I won’t repeat in detail the complexities he describes but I do want to talk again about the importance of words.
Dr. Gawande found that Aetna Insurance had done a remarkable study comparing the costs of hospice care to ‘do everything possible in the hospital ‘ care with dying patients. They found that not only were costs lower for patients in hospice but “these patients suffered less, were physically more capable, and were better able, for a longer period, to interact with others. Moreover, six months after the patients died their family members were much less likely to experience persistent major depression. In other words, people who had substantive discussions with their doctor about their end-of-life preferences were far more likely to die at peace and in control of their situation, and to spare their family anguish.” (my emphasis)
These discussions are never easy. Especially for doctors who are trained to do everything to intervene and are actually paid for doing rather than, not doing, something medically. (That is another discussion.) But Dr. Gawande went on to interview “Dr. Susan Block, a palliative care specialist, who is a recognized pioneer in training doctors and others in managing end-of-life issues with patients and their families.”
In her words. “One basic mistake is conceptual. For doctors, the primary purpose of a discussion about terminal illness is to determine what people want—whether they want chemo or not, whether they want to be resuscitated or not, whether they want hospice or not. They focus on laying out the facts and the options. But that’s a mistake.”

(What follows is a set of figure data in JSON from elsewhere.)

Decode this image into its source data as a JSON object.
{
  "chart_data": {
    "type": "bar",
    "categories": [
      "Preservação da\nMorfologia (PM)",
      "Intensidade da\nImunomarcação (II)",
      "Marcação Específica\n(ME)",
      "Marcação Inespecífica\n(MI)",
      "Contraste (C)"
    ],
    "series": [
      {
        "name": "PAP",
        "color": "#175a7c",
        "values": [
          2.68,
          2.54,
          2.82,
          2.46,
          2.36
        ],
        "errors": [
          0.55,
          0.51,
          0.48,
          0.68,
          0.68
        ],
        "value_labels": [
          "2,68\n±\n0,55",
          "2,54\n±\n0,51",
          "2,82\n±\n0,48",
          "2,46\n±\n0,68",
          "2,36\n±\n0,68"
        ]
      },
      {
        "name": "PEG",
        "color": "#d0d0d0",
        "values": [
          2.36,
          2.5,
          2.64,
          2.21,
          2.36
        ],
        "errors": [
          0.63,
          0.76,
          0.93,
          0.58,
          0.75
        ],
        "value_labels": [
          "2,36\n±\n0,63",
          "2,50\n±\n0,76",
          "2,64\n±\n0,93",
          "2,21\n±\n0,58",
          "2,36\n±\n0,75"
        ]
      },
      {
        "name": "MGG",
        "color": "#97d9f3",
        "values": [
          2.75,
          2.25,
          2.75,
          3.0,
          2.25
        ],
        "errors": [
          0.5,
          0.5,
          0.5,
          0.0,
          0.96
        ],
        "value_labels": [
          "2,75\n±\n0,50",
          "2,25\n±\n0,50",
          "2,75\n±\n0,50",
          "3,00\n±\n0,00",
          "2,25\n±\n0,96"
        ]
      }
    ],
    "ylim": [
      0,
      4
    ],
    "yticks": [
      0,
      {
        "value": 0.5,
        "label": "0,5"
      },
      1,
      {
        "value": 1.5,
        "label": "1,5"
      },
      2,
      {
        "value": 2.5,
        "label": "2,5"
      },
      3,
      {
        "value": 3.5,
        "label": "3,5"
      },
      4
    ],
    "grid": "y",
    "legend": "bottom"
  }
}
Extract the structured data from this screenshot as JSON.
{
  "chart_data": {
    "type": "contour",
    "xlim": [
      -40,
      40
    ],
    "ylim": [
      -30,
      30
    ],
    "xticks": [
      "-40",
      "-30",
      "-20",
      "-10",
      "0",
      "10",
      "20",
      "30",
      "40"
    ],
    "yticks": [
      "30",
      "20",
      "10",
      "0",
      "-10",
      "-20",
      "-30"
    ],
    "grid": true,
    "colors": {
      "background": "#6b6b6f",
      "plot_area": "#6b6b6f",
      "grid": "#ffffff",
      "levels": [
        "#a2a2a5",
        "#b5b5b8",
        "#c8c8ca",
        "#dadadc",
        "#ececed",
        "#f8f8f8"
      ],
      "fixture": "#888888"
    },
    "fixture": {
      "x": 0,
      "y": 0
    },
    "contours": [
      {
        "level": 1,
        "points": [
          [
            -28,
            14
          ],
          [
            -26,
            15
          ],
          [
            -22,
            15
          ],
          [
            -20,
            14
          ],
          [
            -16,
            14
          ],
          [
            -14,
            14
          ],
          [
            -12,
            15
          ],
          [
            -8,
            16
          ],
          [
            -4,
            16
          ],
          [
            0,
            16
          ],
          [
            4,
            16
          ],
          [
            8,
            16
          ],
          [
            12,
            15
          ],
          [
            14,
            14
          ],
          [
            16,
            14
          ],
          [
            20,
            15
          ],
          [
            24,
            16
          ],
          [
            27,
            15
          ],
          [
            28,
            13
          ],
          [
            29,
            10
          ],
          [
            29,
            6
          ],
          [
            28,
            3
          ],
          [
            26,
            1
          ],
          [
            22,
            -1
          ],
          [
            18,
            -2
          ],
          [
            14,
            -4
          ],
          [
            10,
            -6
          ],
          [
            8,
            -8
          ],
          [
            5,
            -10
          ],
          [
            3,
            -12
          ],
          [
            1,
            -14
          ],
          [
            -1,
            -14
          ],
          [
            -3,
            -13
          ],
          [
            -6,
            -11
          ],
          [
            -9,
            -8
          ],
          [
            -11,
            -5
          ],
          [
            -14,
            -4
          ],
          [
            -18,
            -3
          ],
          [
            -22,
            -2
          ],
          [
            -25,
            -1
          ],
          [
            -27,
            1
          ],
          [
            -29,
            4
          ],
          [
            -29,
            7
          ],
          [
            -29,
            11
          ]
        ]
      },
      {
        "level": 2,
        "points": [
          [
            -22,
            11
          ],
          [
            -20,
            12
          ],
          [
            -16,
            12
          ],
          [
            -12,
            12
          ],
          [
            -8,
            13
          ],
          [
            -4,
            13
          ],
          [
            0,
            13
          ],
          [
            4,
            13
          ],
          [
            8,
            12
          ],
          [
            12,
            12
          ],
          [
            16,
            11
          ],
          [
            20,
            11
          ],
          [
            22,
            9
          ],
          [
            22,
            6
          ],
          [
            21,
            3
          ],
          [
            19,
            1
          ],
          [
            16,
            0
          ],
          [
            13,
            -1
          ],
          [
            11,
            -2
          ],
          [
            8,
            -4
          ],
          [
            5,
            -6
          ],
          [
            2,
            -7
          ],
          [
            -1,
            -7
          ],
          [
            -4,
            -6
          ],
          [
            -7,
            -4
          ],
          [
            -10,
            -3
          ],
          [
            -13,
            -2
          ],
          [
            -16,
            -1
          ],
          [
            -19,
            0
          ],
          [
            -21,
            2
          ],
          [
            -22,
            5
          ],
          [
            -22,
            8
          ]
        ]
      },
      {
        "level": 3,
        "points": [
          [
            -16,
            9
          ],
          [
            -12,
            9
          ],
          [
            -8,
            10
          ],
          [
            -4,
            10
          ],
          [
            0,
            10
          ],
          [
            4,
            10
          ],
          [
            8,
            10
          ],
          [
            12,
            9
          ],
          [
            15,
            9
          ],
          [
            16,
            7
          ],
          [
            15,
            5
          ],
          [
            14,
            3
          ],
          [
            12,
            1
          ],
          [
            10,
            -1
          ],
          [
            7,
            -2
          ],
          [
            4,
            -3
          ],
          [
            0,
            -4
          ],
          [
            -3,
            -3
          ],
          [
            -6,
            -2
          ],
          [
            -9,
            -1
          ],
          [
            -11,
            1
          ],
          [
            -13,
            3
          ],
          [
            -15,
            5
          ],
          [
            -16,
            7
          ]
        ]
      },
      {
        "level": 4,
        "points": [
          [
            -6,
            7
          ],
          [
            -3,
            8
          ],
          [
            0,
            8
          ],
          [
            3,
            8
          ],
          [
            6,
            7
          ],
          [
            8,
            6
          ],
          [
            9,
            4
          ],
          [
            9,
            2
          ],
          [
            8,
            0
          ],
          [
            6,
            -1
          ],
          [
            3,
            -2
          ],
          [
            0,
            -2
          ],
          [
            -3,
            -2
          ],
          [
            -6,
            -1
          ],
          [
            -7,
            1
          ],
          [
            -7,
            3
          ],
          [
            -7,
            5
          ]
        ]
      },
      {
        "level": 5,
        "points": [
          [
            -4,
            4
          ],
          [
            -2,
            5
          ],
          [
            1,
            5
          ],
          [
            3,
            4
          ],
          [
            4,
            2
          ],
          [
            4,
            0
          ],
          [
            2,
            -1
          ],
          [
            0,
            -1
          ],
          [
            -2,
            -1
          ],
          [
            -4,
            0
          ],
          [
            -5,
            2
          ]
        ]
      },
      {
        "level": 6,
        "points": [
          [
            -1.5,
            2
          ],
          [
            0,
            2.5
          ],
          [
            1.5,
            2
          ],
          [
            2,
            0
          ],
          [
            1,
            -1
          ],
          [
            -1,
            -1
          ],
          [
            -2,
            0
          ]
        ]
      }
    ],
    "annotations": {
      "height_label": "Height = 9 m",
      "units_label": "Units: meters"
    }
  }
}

“A large part of the task is helping people negotiate the overwhelming anxiety—anxiety about death, anxiety about suffering, anxiety about loved ones, anxiety about finances,” she explained. “There are many worries and real terrors.” Gawande again, “No one conversation can address them all. Arriving at an acceptance of one’s mortality and a clear understanding of the limits and the possibilities of medicine is a process, not an epiphany.”
“There is no single way to take people with terminal illness through the process, but, according to Block, there are some rules. You sit down. You make time. You’re not determining whether they want treatment X versus Y. You’re trying to learn what’s most important to them under the circumstances—so that you can provide information and advice on the approach that gives them the best chance of achieving it. This requires as much listening as talking. If you are talking more than half of the time, Block says, you’re talking too much.” (again, my emphasis)
And then Gawande says, “The words you use matter.” While this article focuses mainly on the patient it also touches on the caretakers of the terminally ill or dying person. Not only is the discussion of what people want at the end of life relevant to the patient, but the talking, and listening that family members do also helps them come to terms with the patient’s illness and wishes and in the long run, decreases their sense of guilt and depression after their loved one has died.
Being the mother of a child with a chronic illness, my work and observations are often geared towards caretakers now. And it is always confirming to me to see that words matter, no matter which side of the equation you are on.